Johnson was assessed and continued to exhibit symptoms of psychosis. He had odd delusions, made bizarre connections and exhibited “thought blocking” in which his thoughts were so confused as to be unintelligible.

“He would be quite nonsensical, especially when stressed.”

Johnson appears to have shown his first signs of mental illness in 2014 and perhaps even earlier, he testified.

His mental illness got worse in 2019.

In May that year, he was found wandering naked except for a bag over his genitals. He was taken to Edmonton’s University of Alberta Hospital to be examined.

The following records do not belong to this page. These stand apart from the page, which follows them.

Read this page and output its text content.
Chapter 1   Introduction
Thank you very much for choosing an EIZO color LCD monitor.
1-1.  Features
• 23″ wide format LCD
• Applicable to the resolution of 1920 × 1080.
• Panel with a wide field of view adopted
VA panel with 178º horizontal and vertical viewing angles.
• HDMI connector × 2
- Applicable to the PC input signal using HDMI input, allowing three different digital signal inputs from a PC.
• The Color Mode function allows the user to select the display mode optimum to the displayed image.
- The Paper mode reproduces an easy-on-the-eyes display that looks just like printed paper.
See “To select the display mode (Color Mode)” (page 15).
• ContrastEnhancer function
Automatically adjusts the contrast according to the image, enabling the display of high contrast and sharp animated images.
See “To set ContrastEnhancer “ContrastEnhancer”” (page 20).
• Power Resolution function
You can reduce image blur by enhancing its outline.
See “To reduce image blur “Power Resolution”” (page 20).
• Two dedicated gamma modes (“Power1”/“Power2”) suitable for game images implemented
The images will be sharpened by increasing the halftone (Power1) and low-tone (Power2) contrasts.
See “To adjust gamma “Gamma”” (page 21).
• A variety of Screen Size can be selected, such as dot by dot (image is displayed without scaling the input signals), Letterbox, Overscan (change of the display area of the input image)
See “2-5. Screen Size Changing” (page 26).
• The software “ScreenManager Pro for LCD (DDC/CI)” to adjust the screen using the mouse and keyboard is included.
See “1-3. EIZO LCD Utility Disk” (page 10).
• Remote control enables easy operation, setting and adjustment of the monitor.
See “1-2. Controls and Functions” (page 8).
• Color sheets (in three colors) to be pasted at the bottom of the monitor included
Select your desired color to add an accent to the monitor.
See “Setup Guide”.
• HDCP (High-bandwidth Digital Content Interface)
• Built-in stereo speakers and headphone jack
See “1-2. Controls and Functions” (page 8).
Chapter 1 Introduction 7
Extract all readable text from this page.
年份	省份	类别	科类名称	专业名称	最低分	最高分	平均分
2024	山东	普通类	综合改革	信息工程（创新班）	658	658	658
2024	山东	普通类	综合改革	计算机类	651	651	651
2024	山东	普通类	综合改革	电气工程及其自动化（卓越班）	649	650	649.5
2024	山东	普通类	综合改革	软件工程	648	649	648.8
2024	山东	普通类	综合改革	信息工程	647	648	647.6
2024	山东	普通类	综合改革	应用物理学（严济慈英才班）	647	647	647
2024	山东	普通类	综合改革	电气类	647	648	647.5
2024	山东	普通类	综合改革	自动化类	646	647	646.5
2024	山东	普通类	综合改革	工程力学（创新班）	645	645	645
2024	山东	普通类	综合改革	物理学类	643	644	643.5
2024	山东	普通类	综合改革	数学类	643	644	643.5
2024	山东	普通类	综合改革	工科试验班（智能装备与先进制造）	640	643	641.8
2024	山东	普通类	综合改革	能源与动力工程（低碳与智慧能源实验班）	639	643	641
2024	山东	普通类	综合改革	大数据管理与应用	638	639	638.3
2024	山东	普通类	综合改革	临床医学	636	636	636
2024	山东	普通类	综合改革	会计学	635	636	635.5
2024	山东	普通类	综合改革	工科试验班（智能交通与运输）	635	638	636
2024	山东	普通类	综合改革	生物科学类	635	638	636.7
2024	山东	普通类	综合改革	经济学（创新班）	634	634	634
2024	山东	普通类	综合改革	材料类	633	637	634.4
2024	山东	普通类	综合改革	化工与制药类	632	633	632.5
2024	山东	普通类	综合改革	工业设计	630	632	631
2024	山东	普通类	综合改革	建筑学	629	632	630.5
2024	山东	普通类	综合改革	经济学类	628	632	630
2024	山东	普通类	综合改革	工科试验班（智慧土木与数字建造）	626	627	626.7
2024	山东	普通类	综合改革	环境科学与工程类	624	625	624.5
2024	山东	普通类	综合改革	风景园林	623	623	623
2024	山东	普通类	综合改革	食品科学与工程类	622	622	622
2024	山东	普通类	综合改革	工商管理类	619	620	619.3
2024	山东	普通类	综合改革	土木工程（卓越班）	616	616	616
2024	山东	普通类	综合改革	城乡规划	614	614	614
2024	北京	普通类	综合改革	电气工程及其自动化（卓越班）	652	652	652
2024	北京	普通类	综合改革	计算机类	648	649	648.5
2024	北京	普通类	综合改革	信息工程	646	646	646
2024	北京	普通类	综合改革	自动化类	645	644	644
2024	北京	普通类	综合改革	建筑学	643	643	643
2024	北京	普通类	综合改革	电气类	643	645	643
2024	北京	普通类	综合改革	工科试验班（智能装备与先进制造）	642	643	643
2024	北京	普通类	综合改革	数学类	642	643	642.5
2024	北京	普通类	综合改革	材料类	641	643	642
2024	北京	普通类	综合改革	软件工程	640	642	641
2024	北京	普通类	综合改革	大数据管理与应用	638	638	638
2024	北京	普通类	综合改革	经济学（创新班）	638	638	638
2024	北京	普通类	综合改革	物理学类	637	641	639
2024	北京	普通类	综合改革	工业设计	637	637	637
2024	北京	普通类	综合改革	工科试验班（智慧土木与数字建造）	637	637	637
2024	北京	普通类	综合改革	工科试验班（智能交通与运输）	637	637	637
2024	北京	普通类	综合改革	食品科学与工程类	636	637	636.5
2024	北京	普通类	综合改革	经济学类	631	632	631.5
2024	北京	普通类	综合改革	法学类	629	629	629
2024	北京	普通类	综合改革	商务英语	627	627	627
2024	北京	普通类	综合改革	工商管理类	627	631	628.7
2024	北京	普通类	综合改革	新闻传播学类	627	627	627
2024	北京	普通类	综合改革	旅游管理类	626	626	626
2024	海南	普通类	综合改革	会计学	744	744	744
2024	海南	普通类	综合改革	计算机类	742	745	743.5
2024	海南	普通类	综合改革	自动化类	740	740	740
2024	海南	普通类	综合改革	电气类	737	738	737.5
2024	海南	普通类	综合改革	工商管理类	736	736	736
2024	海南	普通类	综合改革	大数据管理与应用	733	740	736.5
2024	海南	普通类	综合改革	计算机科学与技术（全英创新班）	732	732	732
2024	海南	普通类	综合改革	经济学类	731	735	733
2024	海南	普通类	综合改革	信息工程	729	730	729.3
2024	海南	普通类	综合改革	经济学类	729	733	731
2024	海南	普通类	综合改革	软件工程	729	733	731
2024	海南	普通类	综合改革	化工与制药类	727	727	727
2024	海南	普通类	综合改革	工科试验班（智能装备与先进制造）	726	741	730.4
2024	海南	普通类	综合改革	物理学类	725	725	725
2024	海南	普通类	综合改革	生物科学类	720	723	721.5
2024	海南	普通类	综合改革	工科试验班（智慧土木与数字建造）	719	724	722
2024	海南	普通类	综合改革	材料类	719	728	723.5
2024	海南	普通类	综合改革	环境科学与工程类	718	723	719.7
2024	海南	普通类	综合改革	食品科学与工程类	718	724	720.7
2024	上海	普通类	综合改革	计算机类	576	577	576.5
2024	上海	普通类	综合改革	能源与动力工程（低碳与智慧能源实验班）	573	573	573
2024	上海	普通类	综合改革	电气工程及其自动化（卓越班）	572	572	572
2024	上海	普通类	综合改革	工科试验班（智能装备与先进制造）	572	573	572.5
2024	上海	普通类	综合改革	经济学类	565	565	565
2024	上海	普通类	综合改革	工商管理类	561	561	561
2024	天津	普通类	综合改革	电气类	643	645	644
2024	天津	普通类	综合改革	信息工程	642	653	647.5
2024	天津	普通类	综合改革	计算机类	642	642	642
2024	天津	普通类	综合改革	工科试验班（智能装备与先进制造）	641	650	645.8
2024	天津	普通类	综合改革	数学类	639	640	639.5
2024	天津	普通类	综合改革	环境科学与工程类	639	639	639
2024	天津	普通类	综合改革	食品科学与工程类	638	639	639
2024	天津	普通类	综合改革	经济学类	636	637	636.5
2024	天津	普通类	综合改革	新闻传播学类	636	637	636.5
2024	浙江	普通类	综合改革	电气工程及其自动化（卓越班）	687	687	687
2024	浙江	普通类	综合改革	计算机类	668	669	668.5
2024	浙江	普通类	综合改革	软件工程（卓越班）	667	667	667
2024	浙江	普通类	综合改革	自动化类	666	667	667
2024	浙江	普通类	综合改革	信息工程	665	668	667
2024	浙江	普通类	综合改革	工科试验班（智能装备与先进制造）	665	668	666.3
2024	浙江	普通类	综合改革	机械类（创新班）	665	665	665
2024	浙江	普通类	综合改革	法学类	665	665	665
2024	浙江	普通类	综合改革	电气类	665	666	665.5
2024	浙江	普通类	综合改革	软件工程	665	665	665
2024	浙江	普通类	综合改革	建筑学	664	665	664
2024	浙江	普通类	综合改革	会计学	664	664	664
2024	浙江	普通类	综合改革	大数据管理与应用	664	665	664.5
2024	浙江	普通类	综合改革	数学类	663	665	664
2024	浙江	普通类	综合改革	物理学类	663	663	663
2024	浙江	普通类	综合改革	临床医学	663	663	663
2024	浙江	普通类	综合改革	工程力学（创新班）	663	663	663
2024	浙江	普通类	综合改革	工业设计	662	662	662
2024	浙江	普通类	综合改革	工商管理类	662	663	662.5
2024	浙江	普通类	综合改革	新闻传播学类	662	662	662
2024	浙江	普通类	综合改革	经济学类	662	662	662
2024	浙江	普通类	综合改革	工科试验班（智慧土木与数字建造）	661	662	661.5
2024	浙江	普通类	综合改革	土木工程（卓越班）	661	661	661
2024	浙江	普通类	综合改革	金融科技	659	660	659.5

Johnson blamed the episode on a bad reaction to the drug ecstasy that he had taken the night before and doctors agreed it was likely an episode of drug-induced psychosis.

By January 2020, the symptoms appeared to be getting worse. He was increasingly delusional, believing their was some connection between his father and Satan. In his mind, he felt he would somehow be freed if he killed his father and his father would be proud of him for doing it.

Questioned after the murder, he called a large knife he used as the “sword of truth.”

Despite his mental illness, Johnson appeared to know killing his father would be a crime. He locked the front door of the house, attempted to clean up the crime scene and had emptied a chest freezer, supposedly to hide the body.

The trial before Justice Bruce Millar continues Wednesday.